The Columbian
- Type: Daily newspaper
- Format: Broadsheet
- Owner: Columbian Publishing Co. (Campbell family)
- Founder: Tom Carolan
- Publisher: Ben Campbell
- Editor: Craig Brown
- Founded: 1890
- Language: English
- Headquarters: Vancouver, Washington
- Circulation: 48,078 (as of 2022)
- Sister newspapers: Camas-Washougal Post-Record
- ISSN: 1043-4151
- OCLC number: 15644994
- Website: columbian.com

= The Columbian =

Newspaper published in Washington, US

The Columbian is a daily newspaper serving the Vancouver, Washington, and Clark County, Washington, area. It is owned by the Campbell family and is the newspaper of record for Vancouver and Washougal.

==History==

Tom Carolan first published the Vancouver Columbian on October 10, 1890. He started the paper with S. D. Dennis as a means to promote the Democratic Party and act as counterweight to the local Republican newspaper The Vancouver Independent. Dennis left the paper in 1896 and was replaced by Joseph A. C. Brant. Republican Samuel J. Miller took the reins in 1900. Less than a year later the paper was turned over to M. M. Banister. Five years later he sold out to E. E. Beard, publisher of The Olympian.

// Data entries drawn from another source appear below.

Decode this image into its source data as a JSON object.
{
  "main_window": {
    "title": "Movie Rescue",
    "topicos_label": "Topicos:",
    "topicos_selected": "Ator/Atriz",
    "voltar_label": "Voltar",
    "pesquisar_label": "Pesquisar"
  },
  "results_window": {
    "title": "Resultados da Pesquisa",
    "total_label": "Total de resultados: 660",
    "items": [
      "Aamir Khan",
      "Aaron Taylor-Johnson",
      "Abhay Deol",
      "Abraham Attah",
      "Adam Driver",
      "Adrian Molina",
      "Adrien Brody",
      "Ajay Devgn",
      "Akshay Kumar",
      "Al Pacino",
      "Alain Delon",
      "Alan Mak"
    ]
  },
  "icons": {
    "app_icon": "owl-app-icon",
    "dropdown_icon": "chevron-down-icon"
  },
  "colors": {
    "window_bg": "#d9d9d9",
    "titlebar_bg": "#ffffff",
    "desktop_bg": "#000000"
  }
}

Under Beard, the paper went from weekly to daily print publication on October 19, 1908. After twelve years Beard sold the paper to George Hyland, who sold out after six months to William H. Hornibrook in April 1919. Hornibrook sold the paper to Herbert Campbell, with the ownership change going into effect on May 1, 1921.

In 1928, the newspaper moved from the Odd Fellows' building at 4th and Washington streets into a newly constructed office building at the northwest corner of 10th and Broadway made specifically for the paper. The construction costs was $40,000. One person remarked the property looked like a bank.

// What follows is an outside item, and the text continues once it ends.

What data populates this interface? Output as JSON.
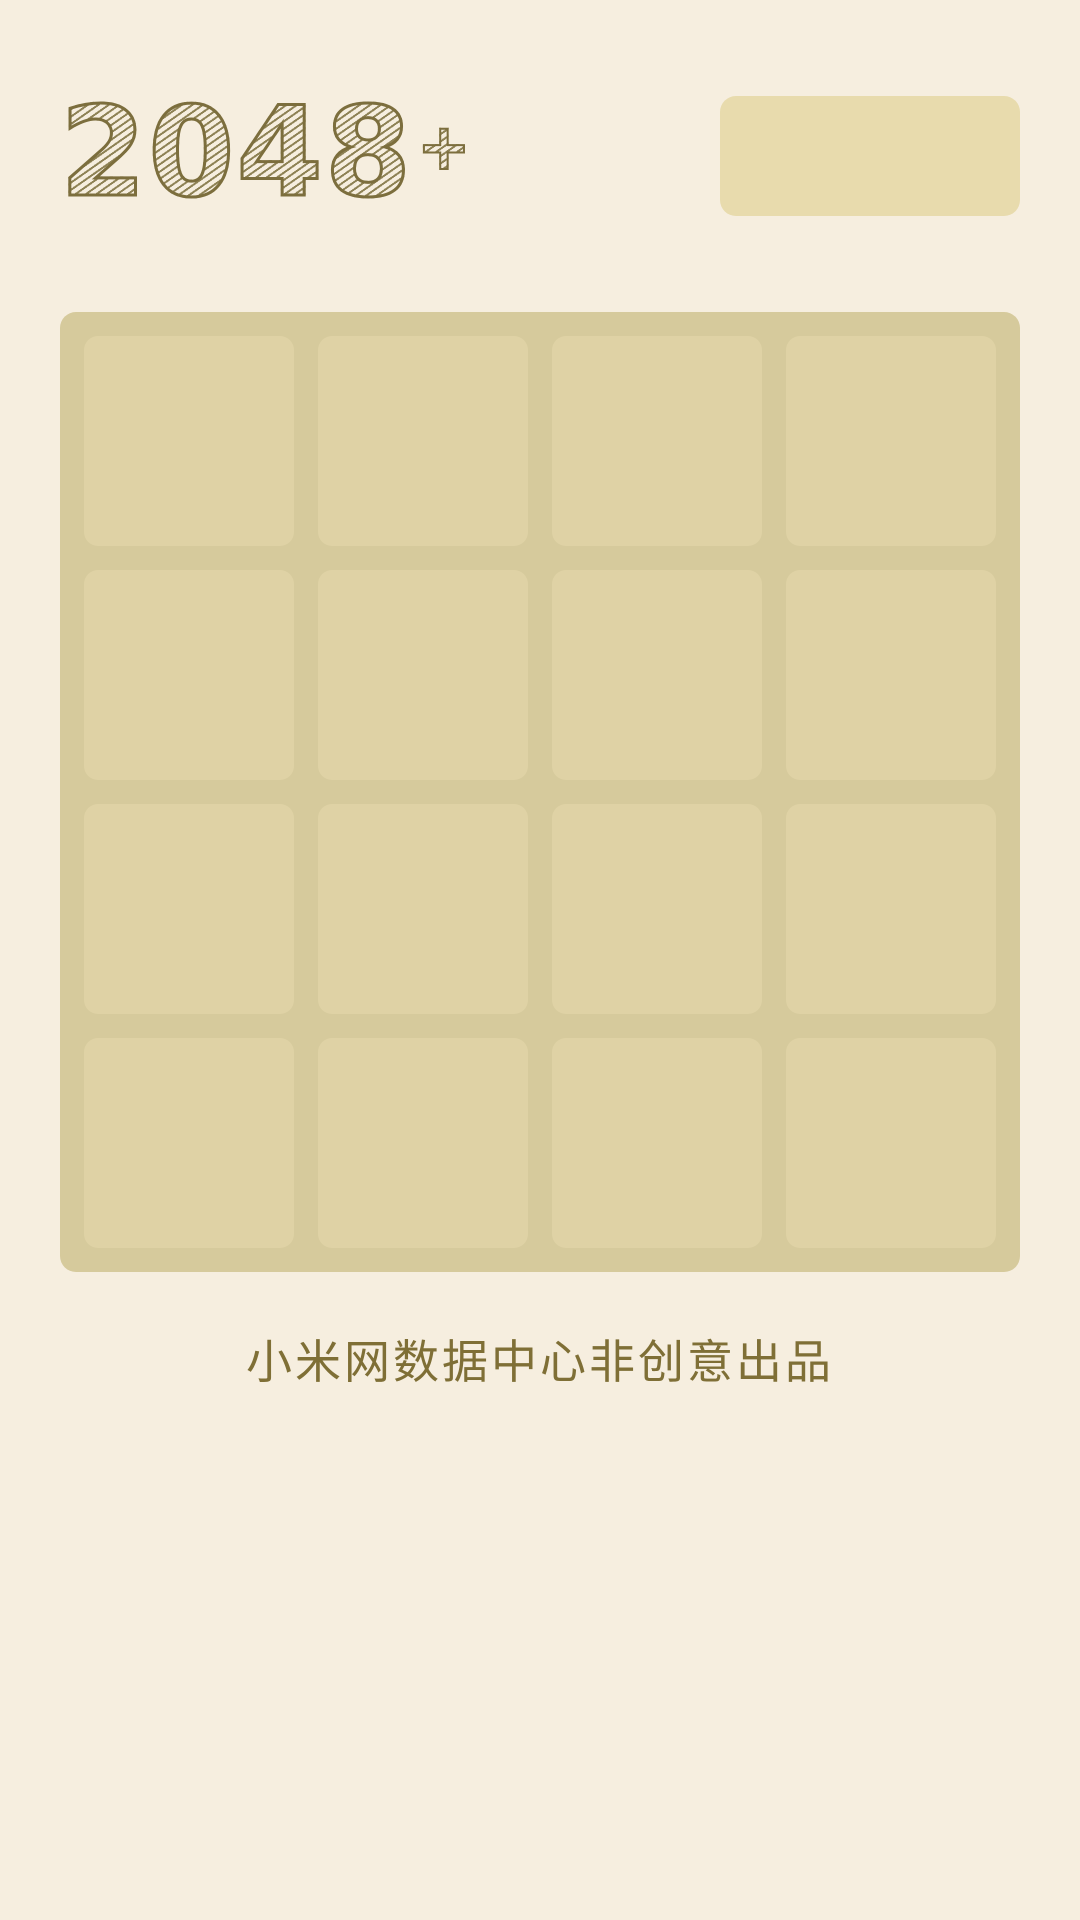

In August 1947, rival newspaper Vancouver Daily Sun shuttered after publishing for four decades and its subscriber list and advertising accounts were taken over by the Vancouver Columbian. In 1954, construction on a new printing plant for the paper costing $375,000 began at West 8th and Grant street. The project was scheduled to be completed in July 1955. The Columbian published its first Sunday edition on Aug. 6, 1972, and added a Saturday edition on July 10, 1999.

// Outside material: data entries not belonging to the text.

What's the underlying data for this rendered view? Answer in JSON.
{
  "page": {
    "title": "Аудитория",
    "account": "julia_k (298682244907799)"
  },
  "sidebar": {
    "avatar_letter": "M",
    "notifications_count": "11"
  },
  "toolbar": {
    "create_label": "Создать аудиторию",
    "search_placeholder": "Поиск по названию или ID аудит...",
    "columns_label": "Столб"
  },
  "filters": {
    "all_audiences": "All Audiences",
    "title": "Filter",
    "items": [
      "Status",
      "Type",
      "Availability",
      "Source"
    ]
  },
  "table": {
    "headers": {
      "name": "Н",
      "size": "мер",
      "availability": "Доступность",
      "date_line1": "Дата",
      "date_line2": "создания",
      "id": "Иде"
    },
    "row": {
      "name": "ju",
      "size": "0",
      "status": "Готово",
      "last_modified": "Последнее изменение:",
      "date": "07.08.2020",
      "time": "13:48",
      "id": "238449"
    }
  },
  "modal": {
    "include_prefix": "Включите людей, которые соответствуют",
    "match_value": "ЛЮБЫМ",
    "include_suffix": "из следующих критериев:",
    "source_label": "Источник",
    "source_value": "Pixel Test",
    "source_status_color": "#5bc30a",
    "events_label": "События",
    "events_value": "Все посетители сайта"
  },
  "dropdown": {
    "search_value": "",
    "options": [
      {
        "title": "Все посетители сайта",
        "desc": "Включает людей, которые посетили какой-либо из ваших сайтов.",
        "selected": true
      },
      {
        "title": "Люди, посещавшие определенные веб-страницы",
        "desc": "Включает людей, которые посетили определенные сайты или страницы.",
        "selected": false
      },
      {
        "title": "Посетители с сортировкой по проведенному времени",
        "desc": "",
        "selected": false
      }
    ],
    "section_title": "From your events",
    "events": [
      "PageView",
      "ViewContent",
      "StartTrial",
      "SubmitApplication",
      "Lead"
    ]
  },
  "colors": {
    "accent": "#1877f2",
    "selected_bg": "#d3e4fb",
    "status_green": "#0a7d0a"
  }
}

The paper briefly relocated to new offices just south of Esther Short Park on Jan. 13, 2008, but, citing declining revenue, relocated to their original building at 701 W. 8th St. by December of the same year in an attempt to avert bankruptcy. On May 1, 2009, The Columbian filed for Chapter 11 bankruptcy protection. On Feb. 5, 2010, the company emerged from bankruptcy. On June 10, 2010, the city of Vancouver purchased the former Columbian building and surrounding land downtown for $18.5 million from the Bank of America to become its new city hall.

Ben Campbell, the paper's fourth generation owner, was named publisher in 2020.